New claims in a lawsuit filed by one of the Rust script supervisors revealed actor Alec Baldwin should have never pulled the trigger of the prop gun he was holding when going over a scene with the director and cinematographer. As Mamas Uncut previously reported, back in October, Halyna Hutchins died on the set of Rust when a “cold gun” was accidentally fired.
As reports suggest, Baldwin was holding the gun and going over the scene they were about to shoot as the camera crew set up the proper angles for the shot. Baldwin, Hutchins, and the director, Joel Souza, were discussing how Baldwin was going to point the gun at the camera when the gun went off.
It is currently being reported that no one knew there was a live round in the gun. This is because the assistant director David Halls announced to the set that the gun was “cold,” an industry term used to assure the cast and crew that the prop gun is safe to use on set.
The bullet that was discharged from the gun hit Hutchins in the chest, killing her, and also struck Souza in the shoulder. He has recovered from his injuries.
Since that tragic incident, several lawsuits have been filed. The newest one comes from script supervisor, Mamie Mitchell.
New Lawsuit Claims Alec Baldwin Should Have Never Pulled the Trigger
Her lawsuit claims that regardless of the live round left inside of the bullet, Baldwin should have never pulled the trigger, to begin with. According to BuzzFeed, Mitchell was standing roughly four feet away from Baldwin when the gun was discharged and she was the person to first call 911.
She is now suing Alec Baldwin and the movie’s producers claiming that their actions at that moment were “reckless” and caused her “severe emotional distress,” BuzzFeed reported. Mitchell went on to say that Baldwin “chose to play Russian Roulette.”

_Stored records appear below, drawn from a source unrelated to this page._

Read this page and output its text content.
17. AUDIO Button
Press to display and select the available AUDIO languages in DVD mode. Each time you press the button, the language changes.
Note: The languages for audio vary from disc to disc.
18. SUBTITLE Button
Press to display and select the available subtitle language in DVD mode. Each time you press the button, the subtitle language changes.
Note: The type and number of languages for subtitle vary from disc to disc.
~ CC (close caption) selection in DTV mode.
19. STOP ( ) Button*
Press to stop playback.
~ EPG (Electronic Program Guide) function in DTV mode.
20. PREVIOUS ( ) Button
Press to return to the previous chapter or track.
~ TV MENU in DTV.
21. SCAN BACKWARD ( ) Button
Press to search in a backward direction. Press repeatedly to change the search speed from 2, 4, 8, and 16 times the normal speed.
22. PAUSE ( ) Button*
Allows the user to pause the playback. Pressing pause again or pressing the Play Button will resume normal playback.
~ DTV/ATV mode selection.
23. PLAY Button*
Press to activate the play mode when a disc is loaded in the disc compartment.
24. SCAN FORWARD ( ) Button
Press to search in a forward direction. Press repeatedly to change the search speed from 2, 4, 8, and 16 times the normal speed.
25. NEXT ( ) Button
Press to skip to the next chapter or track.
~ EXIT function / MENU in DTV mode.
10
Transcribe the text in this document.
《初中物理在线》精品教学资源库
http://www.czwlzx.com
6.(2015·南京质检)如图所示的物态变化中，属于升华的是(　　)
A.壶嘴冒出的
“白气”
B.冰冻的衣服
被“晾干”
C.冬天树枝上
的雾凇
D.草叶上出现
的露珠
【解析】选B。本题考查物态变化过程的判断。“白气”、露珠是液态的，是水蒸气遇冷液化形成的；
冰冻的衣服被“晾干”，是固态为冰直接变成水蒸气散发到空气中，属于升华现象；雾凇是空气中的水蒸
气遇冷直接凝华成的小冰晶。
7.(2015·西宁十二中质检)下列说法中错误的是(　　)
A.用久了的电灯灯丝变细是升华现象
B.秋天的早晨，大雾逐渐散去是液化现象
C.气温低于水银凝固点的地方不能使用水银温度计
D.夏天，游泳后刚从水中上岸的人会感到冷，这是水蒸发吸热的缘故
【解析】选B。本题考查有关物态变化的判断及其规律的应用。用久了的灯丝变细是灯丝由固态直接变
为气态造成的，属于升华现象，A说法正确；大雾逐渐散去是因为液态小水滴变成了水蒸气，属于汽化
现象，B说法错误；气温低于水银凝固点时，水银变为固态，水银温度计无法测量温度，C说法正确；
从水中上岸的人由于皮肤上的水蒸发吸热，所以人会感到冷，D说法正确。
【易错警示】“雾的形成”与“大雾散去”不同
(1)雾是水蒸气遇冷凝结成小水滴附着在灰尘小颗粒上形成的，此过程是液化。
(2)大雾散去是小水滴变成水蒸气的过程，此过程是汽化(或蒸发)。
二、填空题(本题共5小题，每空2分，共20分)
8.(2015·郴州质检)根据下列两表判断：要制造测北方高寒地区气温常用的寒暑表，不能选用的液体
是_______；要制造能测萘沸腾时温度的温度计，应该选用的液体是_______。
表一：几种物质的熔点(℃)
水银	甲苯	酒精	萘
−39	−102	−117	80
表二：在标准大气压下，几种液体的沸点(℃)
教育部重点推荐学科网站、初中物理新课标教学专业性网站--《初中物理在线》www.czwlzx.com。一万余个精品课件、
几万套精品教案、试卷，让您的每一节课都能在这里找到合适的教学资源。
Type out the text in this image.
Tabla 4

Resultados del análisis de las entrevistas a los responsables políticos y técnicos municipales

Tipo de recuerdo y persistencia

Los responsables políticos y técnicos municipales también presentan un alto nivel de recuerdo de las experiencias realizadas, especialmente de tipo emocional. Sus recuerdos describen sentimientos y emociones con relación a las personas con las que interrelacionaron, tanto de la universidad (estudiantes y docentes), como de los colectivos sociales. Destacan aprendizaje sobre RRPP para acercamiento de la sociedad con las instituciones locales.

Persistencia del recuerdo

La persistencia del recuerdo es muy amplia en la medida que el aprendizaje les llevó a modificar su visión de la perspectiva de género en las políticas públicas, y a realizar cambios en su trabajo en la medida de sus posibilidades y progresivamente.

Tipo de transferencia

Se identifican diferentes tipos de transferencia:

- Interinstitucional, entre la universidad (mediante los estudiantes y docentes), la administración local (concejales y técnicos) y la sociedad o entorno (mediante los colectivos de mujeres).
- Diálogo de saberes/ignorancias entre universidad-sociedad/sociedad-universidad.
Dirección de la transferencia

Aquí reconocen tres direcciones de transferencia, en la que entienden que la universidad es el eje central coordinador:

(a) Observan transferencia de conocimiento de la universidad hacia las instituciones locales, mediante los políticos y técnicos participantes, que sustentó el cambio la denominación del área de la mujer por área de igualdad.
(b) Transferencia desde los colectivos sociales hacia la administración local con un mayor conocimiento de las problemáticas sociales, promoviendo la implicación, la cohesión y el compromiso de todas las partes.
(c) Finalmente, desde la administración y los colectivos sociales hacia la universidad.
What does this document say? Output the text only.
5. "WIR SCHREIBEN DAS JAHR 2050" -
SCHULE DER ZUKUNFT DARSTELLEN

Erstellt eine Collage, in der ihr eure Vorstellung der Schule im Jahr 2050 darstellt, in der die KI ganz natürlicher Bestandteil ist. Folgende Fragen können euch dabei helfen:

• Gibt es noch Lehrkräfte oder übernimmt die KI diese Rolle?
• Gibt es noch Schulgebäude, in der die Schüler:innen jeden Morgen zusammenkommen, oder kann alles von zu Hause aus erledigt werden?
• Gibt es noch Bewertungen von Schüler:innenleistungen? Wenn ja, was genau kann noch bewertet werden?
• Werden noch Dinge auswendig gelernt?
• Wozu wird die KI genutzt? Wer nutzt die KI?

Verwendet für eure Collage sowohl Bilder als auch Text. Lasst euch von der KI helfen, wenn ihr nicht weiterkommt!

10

“Alec Baldwin intentionally, without just cause or excuse, cocked and fired the loaded gun even though the upcoming scene to be filmed did not call for the cocking and firing of a firearm,” the lawsuit states. “Mr. Baldwin chose to play Russian Roulette with a loaded gun without checking it and without having the Armorer do so.”
According to the lawsuit, the scene that they were filming was to capture three different shots. The first camera would be trained on Baldwin’s eyes, the second camera would be focused on the bloodstain on his shoulder, and the third camera would capture Baldwin “as he reached down to his holster and removed the gun.”
“There was nothing in the script about the gun being discharged,” the lawsuit restated and if the script did call for the gun to be discharged them Mitchell would have allegedly been “required to stand outside the church to view Baldwin’s actions on exterior monitors,” BuzzFeed reported.
Mitchell’s lawsuit also names the movie’s armorer, Hannah Gutierrez Reed. The suit claims that there were “multiple” safety protocol violations throughout the set.
In response to Baldwin being told the gun was “cold,” the lawsuit claims that as an industry veteran the actor should have known to check the gun himself. Gloria Allred, who is representing Mitchell in this suit, said in her own statement that “the fact that live ammunition was allowed on a movie set, that guns and ammunition were left unattended on a cart and allowed to be handled by those who had no business handling them, the fact that safety bulletins were not promulgated or ignored makes this a case where injury or death was much more than just a possibility; it was a likely result.”
Alec Baldwin, nor any of the other defendants named in this suit, have issued personal responses.